A dramatic series of events led to Tunsil falling all the way to the Miami Dolphins at No. 13. This player, who was once seen as the number one overall prospect in the draft, saw his downfall begin moments before the draft. Exactly thirteen minutes before the start of the draft, a video was posted to Laremy’s verified Twitter account that showed the former Ole Miss Rebel smoking what is assumed to be weed from a gas-mask bong. After a couple of minutes the video was taken down and the account was then deactivated. The video may have only been up for a few minutes but the damage was done and once again the power of social media was demonstrated.

Even after Tunsil had been selected by the Dolphins the mayhem continued. After the pick, an image was uploaded to Laremy’s Instagram account that showed text messages supposedly between Ole Miss Assistant Athletic Director John Miller and Tunsil. The conversation consisted of Tunsil seeking money from Miller to pay his mother’s rent and electric bills. Last season at Ole Miss, Laremy served a seven-game suspension stemming from similar accusations where he was found guilty of accepting improper benefits.

When it was all over, Laremy was still drafted in the top twenty but his fall cost him millions of dollars. In an article from ESPN titled Video kept Ravens from drafting Laremy Tunsil with No. 6 overall pick, writer Jamison Hensley discusses how the video impacted the Baltimore Ravens evaluation of Tunsil. The author writes, “The Baltimore Ravens would have taken Ole Miss offensive tackle Laremy Tunsil with the No. 6 overall pick were it not for the gas mask video that surfaced.” Even though he only talks about one team, it is probably fair to say the twelve other teams that passed on the prospect were thinking similarly. In the same article, Hensley writes something that ESPN’s Adam Schefter reported, “According to Schefter, Tunsil lost $7 million by falling seven spots in the draft.” Not only did this social media blunder tarnish the player’s image, but it also caused him to lose a lot of money.

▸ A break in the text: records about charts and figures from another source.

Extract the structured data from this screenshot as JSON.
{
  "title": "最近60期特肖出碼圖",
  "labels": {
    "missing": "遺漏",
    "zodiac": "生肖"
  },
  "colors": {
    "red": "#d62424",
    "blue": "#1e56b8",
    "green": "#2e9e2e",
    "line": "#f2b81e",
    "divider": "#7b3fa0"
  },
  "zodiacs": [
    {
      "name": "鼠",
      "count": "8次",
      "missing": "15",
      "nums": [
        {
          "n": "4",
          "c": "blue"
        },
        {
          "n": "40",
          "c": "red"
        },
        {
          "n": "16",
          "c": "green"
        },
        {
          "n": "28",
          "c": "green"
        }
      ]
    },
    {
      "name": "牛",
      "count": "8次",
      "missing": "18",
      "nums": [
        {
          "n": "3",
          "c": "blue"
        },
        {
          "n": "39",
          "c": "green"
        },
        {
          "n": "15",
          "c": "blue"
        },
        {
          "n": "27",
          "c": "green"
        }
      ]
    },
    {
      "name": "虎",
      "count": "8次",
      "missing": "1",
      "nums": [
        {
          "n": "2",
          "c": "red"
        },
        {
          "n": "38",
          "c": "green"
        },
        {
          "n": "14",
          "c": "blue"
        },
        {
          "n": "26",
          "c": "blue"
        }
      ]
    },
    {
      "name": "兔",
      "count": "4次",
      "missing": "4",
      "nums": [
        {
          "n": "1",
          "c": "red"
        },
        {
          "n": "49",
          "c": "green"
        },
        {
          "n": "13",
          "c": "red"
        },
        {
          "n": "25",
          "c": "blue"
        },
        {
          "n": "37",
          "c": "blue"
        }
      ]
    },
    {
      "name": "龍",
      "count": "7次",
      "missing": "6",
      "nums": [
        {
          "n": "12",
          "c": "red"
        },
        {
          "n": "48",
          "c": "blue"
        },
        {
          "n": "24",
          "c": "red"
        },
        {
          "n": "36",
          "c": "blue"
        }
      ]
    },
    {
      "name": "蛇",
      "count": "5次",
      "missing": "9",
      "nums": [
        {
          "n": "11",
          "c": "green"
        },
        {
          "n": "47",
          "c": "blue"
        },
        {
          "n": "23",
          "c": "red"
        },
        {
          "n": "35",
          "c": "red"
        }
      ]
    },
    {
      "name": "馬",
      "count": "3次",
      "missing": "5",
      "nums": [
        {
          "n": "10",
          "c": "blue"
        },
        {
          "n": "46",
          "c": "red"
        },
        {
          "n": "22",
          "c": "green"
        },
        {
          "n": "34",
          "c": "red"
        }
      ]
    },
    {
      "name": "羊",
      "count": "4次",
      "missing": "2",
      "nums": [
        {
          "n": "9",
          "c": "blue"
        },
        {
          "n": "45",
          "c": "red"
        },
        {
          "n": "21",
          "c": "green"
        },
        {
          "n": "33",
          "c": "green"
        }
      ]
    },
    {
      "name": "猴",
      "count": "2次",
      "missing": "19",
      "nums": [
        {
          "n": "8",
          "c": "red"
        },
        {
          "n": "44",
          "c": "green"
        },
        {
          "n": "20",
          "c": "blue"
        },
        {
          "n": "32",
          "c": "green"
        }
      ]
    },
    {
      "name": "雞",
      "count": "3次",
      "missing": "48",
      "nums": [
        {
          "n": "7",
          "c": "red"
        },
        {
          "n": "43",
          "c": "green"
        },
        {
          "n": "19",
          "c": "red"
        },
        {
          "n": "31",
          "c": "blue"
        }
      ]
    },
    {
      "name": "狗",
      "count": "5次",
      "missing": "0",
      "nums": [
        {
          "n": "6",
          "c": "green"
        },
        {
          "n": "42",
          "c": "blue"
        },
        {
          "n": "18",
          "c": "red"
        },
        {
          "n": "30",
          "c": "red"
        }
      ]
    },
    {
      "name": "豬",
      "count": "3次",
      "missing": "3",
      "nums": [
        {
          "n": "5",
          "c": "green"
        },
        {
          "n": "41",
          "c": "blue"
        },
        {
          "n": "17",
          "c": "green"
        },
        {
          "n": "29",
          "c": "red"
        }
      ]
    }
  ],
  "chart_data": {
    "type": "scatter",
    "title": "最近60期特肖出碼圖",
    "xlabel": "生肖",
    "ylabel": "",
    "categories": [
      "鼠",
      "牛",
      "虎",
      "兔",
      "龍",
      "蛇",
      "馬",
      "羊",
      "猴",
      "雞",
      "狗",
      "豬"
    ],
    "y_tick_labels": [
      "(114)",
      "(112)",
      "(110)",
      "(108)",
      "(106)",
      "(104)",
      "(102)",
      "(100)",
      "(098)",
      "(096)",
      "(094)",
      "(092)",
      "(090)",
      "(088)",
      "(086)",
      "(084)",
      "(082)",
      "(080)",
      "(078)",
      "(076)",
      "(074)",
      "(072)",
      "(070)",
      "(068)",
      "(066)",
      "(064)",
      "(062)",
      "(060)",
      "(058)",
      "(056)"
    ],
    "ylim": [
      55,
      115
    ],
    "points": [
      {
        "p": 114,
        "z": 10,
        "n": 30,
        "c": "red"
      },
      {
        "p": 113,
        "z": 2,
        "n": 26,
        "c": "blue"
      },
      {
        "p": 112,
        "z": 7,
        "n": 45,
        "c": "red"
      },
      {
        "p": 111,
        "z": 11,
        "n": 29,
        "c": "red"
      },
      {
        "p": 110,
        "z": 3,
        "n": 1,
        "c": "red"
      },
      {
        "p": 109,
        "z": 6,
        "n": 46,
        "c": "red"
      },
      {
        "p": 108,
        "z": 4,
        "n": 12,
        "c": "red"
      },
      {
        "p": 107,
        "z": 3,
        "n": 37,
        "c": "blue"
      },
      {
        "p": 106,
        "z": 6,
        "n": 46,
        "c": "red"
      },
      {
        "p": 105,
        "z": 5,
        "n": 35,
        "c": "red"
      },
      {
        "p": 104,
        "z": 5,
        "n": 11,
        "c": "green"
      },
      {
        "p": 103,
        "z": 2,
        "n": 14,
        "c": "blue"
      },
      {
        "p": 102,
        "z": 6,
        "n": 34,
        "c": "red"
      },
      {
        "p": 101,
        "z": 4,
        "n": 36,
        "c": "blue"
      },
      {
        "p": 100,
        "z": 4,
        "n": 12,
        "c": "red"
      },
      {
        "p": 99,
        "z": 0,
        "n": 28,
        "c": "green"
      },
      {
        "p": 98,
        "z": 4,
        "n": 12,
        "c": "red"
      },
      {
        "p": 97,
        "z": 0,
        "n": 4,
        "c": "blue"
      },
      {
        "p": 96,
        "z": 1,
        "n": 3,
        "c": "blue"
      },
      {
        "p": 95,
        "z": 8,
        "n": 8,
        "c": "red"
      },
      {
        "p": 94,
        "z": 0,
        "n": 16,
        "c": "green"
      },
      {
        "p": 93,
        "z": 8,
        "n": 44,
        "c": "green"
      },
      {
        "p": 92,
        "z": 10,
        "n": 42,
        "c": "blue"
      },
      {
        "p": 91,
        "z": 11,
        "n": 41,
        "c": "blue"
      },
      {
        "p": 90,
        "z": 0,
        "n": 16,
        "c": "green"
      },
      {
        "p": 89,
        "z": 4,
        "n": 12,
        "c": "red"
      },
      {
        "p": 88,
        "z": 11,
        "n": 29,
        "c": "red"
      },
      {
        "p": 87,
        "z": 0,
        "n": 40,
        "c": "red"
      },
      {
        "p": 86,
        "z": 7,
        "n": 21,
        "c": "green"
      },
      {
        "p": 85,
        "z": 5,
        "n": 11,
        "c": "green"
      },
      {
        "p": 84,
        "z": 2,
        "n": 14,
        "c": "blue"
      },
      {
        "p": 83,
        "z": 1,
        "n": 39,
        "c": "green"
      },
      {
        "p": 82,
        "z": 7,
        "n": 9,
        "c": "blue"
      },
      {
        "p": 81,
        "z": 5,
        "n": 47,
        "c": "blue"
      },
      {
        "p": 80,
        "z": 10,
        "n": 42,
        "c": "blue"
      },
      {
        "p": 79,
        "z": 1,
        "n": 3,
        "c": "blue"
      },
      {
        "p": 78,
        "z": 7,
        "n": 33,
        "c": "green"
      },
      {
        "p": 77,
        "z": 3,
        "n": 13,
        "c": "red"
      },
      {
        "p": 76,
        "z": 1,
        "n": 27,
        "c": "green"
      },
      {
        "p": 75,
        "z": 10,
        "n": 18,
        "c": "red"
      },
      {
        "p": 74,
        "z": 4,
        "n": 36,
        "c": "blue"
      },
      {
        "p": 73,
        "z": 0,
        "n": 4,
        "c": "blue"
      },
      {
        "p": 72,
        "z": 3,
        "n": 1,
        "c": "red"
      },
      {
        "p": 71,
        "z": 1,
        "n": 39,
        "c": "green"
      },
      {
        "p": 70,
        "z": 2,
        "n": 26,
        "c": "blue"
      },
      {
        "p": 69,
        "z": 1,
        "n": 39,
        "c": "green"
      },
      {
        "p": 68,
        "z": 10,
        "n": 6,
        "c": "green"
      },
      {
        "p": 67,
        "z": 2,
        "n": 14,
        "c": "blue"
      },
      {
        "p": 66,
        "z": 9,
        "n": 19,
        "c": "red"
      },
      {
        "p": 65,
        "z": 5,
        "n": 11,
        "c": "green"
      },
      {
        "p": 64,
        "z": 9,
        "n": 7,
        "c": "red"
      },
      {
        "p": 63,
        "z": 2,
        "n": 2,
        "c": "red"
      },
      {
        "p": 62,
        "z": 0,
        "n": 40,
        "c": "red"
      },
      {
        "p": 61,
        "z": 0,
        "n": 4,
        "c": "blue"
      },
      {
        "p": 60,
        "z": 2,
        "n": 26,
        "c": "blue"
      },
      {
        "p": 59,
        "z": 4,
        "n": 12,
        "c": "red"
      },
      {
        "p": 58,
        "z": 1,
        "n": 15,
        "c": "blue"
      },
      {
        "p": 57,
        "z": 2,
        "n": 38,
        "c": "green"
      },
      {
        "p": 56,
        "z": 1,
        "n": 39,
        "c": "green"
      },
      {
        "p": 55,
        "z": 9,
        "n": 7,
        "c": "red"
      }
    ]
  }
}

It was very hard to watch this young man’s life just unravel right in front of us on one of the biggest stages in professional sports. But this is just the latest case of athletes suffering at the hands of social media. Recently it has been reported that the Dolphins believe Tunsil’s former financial adviser is who hacked into these accounts and posted the image and video. During the draft, ESPN analyst Jon Gruden gave his opinion on the issue, “We live in a glass house these days. … There’s a lot of money and people’s futures at stake. I hope this doesn’t come back to haunt Tunsil. Hopefully it’s a learning experience for him. He’s gotta clean this up if he wants to play in this league.” With this statement, Gruden echoes mine and surely many others opinions.

Following the draft, Laremy Tunsil admitted to the media that he had in fact taken money from an Ole Miss coach and that the screenshots were real. It is unclear whether the NCAA had already been aware of these actions since they had already suspended the player last season for the same reason. Now that Tunsil had admitted such a thing to an audience of millions, the NCAA will surely continue their investigation with the university.

This event is one of the most publicized examples of an athlete being punished for things that had been posted to their social media accounts. Obviously it is unfortunate for Tunsil to fall all the way to No. 13, but he is saying all the right things starting with accepting full responsibility for his actions. The player has a bright future ahead of him in the NFL but this will follow him for many years to come. It cannot be emphasized enough how big of a role social media plays in forming a person’s image and it is crucial for athletes as well as regular people to realize how to properly use these platforms. It is my hope that other athletes learn from this and don’t make the same mistake Tunsil did.